The name of this blog, Rainbow Juice, is intentional.
The rainbow signifies unity from diversity. It is holistic. The arch suggests the idea of looking at the over-arching concepts: the big picture. To create a rainbow requires air, fire (the sun) and water (raindrops) and us to see it from the earth.
Juice suggests an extract; hence rainbow juice is extracting the elements from the rainbow, translating them and making them accessible to us.

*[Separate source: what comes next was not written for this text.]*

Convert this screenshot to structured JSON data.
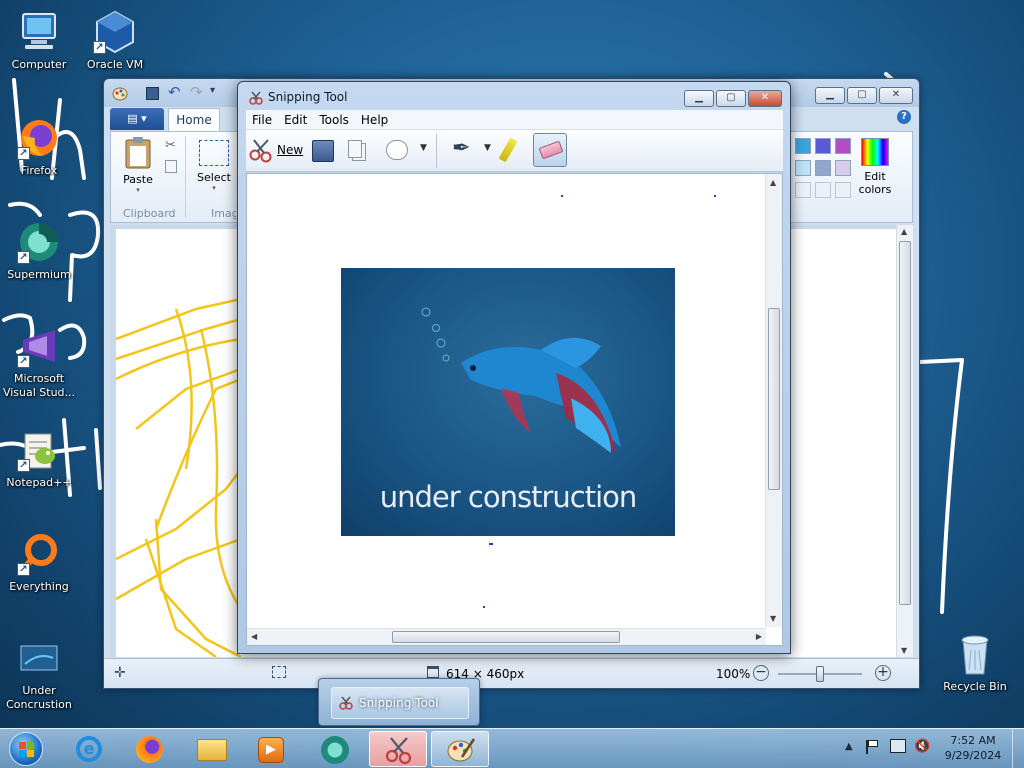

Juice also refreshes us and here it symbolises our nutritional quest for understanding, compassion and enlightenment.

Wednesday, 29 April 2015

Crime and Punishment (Book Review)

This is not Dostoevsky’s psychological masterpiece, but it does offer some psychological insights.  The subtitle alludes to this: “Offenders and Victims in a Broken Justice System.”  Russell Marks’ book is an unequivocal indictment of the current criminal justice system, with the author suggesting four problems with that system:
  1. It punishes on the basis that offenders make “bad choices” rather than tackling the structures that induce those choices.
  2. The system claims “equality” yet some communities (notably indigenous peoples) are not treated equally.
  3. Punishment often does more harm than good, and increases the risk of re-offending.
  4. Victims are mostly excluded from the process, making it difficult for them to move on.
Although Marks1 writes from an Australian perspective, he draws on research and experience in other culturally similar countries – primarily the US, UK and New Zealand.  The four problems he identifies are no less in these and many other nations that employ a similar adversarial, retributive approach to criminal justice.

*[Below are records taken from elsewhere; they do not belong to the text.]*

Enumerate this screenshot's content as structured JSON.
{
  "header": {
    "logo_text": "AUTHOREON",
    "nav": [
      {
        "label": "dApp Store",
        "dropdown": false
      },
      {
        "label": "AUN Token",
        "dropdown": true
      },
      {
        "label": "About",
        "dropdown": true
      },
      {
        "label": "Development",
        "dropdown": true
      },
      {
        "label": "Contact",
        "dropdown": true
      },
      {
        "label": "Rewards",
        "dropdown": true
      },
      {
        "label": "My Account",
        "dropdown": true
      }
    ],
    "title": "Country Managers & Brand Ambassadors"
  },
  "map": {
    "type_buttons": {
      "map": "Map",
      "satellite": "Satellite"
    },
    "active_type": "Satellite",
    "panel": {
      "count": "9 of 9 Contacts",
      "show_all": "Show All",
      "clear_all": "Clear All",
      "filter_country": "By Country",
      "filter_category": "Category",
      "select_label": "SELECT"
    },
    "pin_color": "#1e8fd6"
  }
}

Rather than presenting these issues as simply of philosophical interest, Marks presents a strong case for attending to them seriously and transparently.  Each problem is meticulously exposed, so much so that by the end of the book the reader is left wondering whether the current criminal justice system is in need of thorough revision, if not abandoning.

Underlying the four problems is a more fundamental problem; the system does not employ a problem-solving approach. 
“Prison doesn’t solve the problem (we) expect it to solve; it doesn’t rehabilitate,” he says, rather “it augments any existing problem for the offender and for society.”
Nor does it solve problems for victims. where they are often excluded from the process…
“… except as witnesses… (which keeps) victims effectively trapped in the ‘angry moment’.”
Unfortunately, says Marks, most victims rights associations only exacerbate this entrapment by focussing on rage an anger; again, failing to take a problem-solving approach.

Then there is the cost.  Prison is not cheap.  In Australia it costs over $100,000 to incarcerate an adult and almost a quarter of a million dollars for a young person in a youth detention centre.  Thus, attests Marks, prison is a massively expensive mistake.

Alternatives and Innovations

But, there are alternatives and Marks outlines a number of them, including; restorative justice, therapeutic jurisprudence, Koori courts (in Australia), and justice reinvestment.  Many of these innovations have been used for the last couple of decades and they work. 
 “(They) reduce rates of offending (and reoffending), …reduce the alienation felt by many offenders and victims, (and) save the state money over both the short and long terms.” 
So, asks Marks, “why aren’t governments…embracing these ideas?” 

Marks claims that as a society we still have an “appetite for ‘law and order’ policies – lock them up and throw away the key.”

Until we relinquish that retributive, punishment mindset we will not move to a more effective, cheaper and fairer model of justice.  This book is an excellent addition to making that shift.  It is relatively short (less than 200 pages), written in everyday language and easy to read.  It should be read by anyone concerned about our justice systems.

1. Russell Marks is a former criminal defence lawyer and an academic with La Trobe University, Sydney, Australia.